Would campus life collapse? Would eighteen year olds starve absent a dining service? Hardly. It’s been my experience that nearly every college student has now mastered Craig’s list and all the other on-line venues to find whatever they need. This is not an argument for the virtues of free market capitalism though I personally prefer the free market over campus socialization. Rather, let youngsters learn to make important choices and then suffering the consequences. Let them visit Wal-Mart’s convenient care for their runny nose, not the university’s facilities and thereby learn about choosing a health care provider. Let them shop the marketplace and survive all the charlatans and crooks. After all, is this what we mean when we talk of “growing up”?
One last comment regarding the dachshund parallel.
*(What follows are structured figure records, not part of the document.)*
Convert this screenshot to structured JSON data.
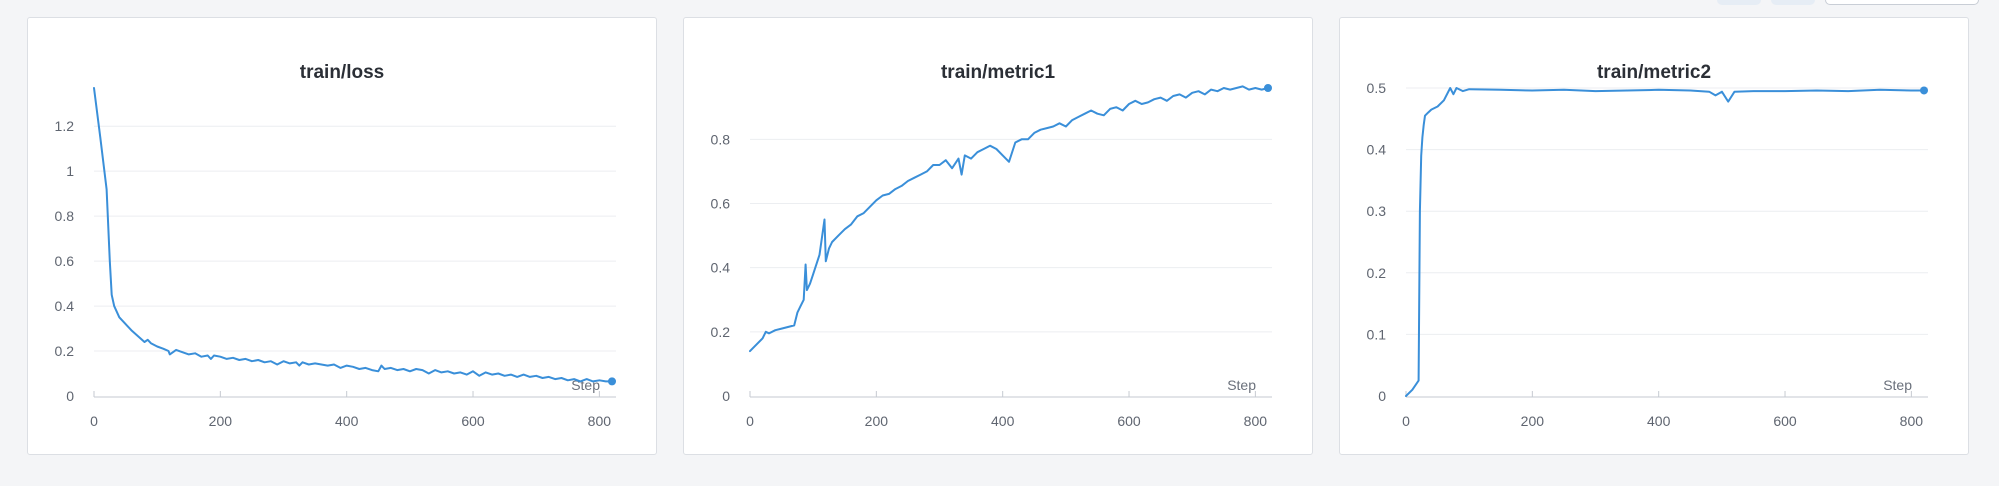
{
  "toolbar": {},
  "chart_data": [
    {
      "type": "line",
      "title": "train/loss",
      "xlabel": "Step",
      "ylabel": "",
      "xlim": [
        0,
        820
      ],
      "ylim": [
        0,
        1.37
      ],
      "xticks": [
        0,
        200,
        400,
        600,
        800
      ],
      "xtick_labels": [
        "0",
        "200",
        "400",
        "600",
        "800"
      ],
      "yticks": [
        0,
        0.2,
        0.4,
        0.6,
        0.8,
        1,
        1.2
      ],
      "ytick_labels": [
        "0",
        "0.2",
        "0.4",
        "0.6",
        "0.8",
        "1",
        "1.2"
      ],
      "grid": true,
      "color": "#3a8fd9",
      "series": [
        {
          "x": [
            0,
            10,
            20,
            25,
            28,
            32,
            40,
            50,
            60,
            70,
            80,
            85,
            90,
            100,
            110,
            118,
            120,
            130,
            140,
            150,
            160,
            170,
            180,
            185,
            190,
            200,
            210,
            220,
            230,
            240,
            250,
            260,
            270,
            280,
            290,
            300,
            310,
            320,
            325,
            330,
            340,
            350,
            360,
            370,
            380,
            390,
            400,
            410,
            420,
            430,
            440,
            450,
            455,
            460,
            470,
            480,
            490,
            500,
            510,
            520,
            530,
            540,
            550,
            560,
            570,
            580,
            590,
            600,
            610,
            620,
            630,
            640,
            650,
            660,
            670,
            680,
            690,
            700,
            710,
            720,
            730,
            740,
            750,
            760,
            770,
            780,
            790,
            800,
            810,
            820
          ],
          "y": [
            1.37,
            1.15,
            0.92,
            0.6,
            0.45,
            0.4,
            0.35,
            0.32,
            0.29,
            0.265,
            0.24,
            0.25,
            0.235,
            0.22,
            0.21,
            0.2,
            0.185,
            0.205,
            0.195,
            0.185,
            0.19,
            0.175,
            0.18,
            0.165,
            0.18,
            0.175,
            0.165,
            0.17,
            0.16,
            0.165,
            0.155,
            0.16,
            0.15,
            0.155,
            0.14,
            0.155,
            0.145,
            0.15,
            0.135,
            0.15,
            0.14,
            0.145,
            0.14,
            0.135,
            0.14,
            0.125,
            0.135,
            0.13,
            0.12,
            0.125,
            0.115,
            0.11,
            0.135,
            0.12,
            0.125,
            0.115,
            0.12,
            0.11,
            0.12,
            0.115,
            0.1,
            0.115,
            0.105,
            0.11,
            0.1,
            0.105,
            0.095,
            0.11,
            0.09,
            0.105,
            0.095,
            0.1,
            0.09,
            0.095,
            0.085,
            0.095,
            0.085,
            0.09,
            0.08,
            0.085,
            0.075,
            0.08,
            0.07,
            0.075,
            0.065,
            0.075,
            0.065,
            0.07,
            0.065,
            0.065
          ]
        }
      ]
    },
    {
      "type": "line",
      "title": "train/metric1",
      "xlabel": "Step",
      "ylabel": "",
      "xlim": [
        0,
        820
      ],
      "ylim": [
        0,
        0.96
      ],
      "xticks": [
        0,
        200,
        400,
        600,
        800
      ],
      "xtick_labels": [
        "0",
        "200",
        "400",
        "600",
        "800"
      ],
      "yticks": [
        0,
        0.2,
        0.4,
        0.6,
        0.8
      ],
      "ytick_labels": [
        "0",
        "0.2",
        "0.4",
        "0.6",
        "0.8"
      ],
      "grid": true,
      "color": "#3a8fd9",
      "series": [
        {
          "x": [
            0,
            10,
            20,
            25,
            30,
            40,
            50,
            60,
            70,
            75,
            80,
            85,
            88,
            90,
            95,
            100,
            110,
            118,
            120,
            125,
            130,
            140,
            150,
            160,
            170,
            180,
            190,
            200,
            210,
            220,
            230,
            240,
            250,
            260,
            270,
            280,
            290,
            300,
            310,
            320,
            330,
            335,
            340,
            350,
            360,
            370,
            380,
            390,
            400,
            410,
            420,
            430,
            440,
            450,
            460,
            470,
            480,
            490,
            500,
            510,
            520,
            530,
            540,
            550,
            560,
            570,
            580,
            590,
            600,
            610,
            620,
            630,
            640,
            650,
            660,
            670,
            680,
            690,
            700,
            710,
            720,
            730,
            740,
            750,
            760,
            770,
            780,
            790,
            800,
            810,
            820
          ],
          "y": [
            0.14,
            0.16,
            0.18,
            0.2,
            0.195,
            0.205,
            0.21,
            0.215,
            0.22,
            0.26,
            0.28,
            0.3,
            0.41,
            0.33,
            0.35,
            0.38,
            0.44,
            0.55,
            0.42,
            0.46,
            0.48,
            0.5,
            0.52,
            0.535,
            0.56,
            0.57,
            0.59,
            0.61,
            0.625,
            0.63,
            0.645,
            0.655,
            0.67,
            0.68,
            0.69,
            0.7,
            0.72,
            0.72,
            0.735,
            0.71,
            0.74,
            0.69,
            0.75,
            0.74,
            0.76,
            0.77,
            0.78,
            0.77,
            0.75,
            0.73,
            0.79,
            0.8,
            0.8,
            0.82,
            0.83,
            0.835,
            0.84,
            0.85,
            0.84,
            0.86,
            0.87,
            0.88,
            0.89,
            0.88,
            0.875,
            0.895,
            0.9,
            0.89,
            0.91,
            0.92,
            0.91,
            0.915,
            0.925,
            0.93,
            0.92,
            0.935,
            0.94,
            0.93,
            0.945,
            0.95,
            0.94,
            0.955,
            0.95,
            0.96,
            0.955,
            0.96,
            0.965,
            0.955,
            0.96,
            0.955,
            0.96
          ]
        }
      ]
    },
    {
      "type": "line",
      "title": "train/metric2",
      "xlabel": "Step",
      "ylabel": "",
      "xlim": [
        0,
        820
      ],
      "ylim": [
        0,
        0.5
      ],
      "xticks": [
        0,
        200,
        400,
        600,
        800
      ],
      "xtick_labels": [
        "0",
        "200",
        "400",
        "600",
        "800"
      ],
      "yticks": [
        0,
        0.1,
        0.2,
        0.3,
        0.4,
        0.5
      ],
      "ytick_labels": [
        "0",
        "0.1",
        "0.2",
        "0.3",
        "0.4",
        "0.5"
      ],
      "grid": true,
      "color": "#3a8fd9",
      "series": [
        {
          "x": [
            0,
            10,
            20,
            22,
            24,
            26,
            28,
            30,
            35,
            40,
            50,
            60,
            70,
            75,
            80,
            90,
            100,
            150,
            200,
            250,
            300,
            350,
            400,
            450,
            480,
            490,
            500,
            510,
            520,
            550,
            600,
            650,
            700,
            750,
            800,
            820
          ],
          "y": [
            0.0,
            0.01,
            0.025,
            0.3,
            0.39,
            0.42,
            0.44,
            0.455,
            0.46,
            0.465,
            0.47,
            0.48,
            0.5,
            0.49,
            0.5,
            0.495,
            0.498,
            0.497,
            0.496,
            0.497,
            0.495,
            0.496,
            0.497,
            0.496,
            0.494,
            0.488,
            0.494,
            0.478,
            0.494,
            0.495,
            0.495,
            0.496,
            0.495,
            0.497,
            0.496,
            0.496
          ]
        }
      ]
    }
  ]
}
Like unsuitable dogs that are either neutered or kept from breeding, students who demonstrate “excessive” spirit of independence are culled out from university life as “trouble-makers.” If this comparison seems too harsh, imagine the fate of students who openly contested today’s campus orthodoxy (i.e., bit strangers) by mocking diversity or pointing out that Africa has gone backwards when colonialism ended. Like any good breeder with an eye on potential customers, university administrators would make every effort to keep this “trouble-maker” student from reaching the market. And, after a point, the word would get out—if you want to be adopted by a nice family, well paid and all that, don’t bite strangers.
So, perhaps one of these days the school president will give the following speech. Here ladies and gentlemen is the class of 2015. All have had their shots, been wormed, paper trained and ready to go. Each, I assure you, will make a wonderful addition to our fine society.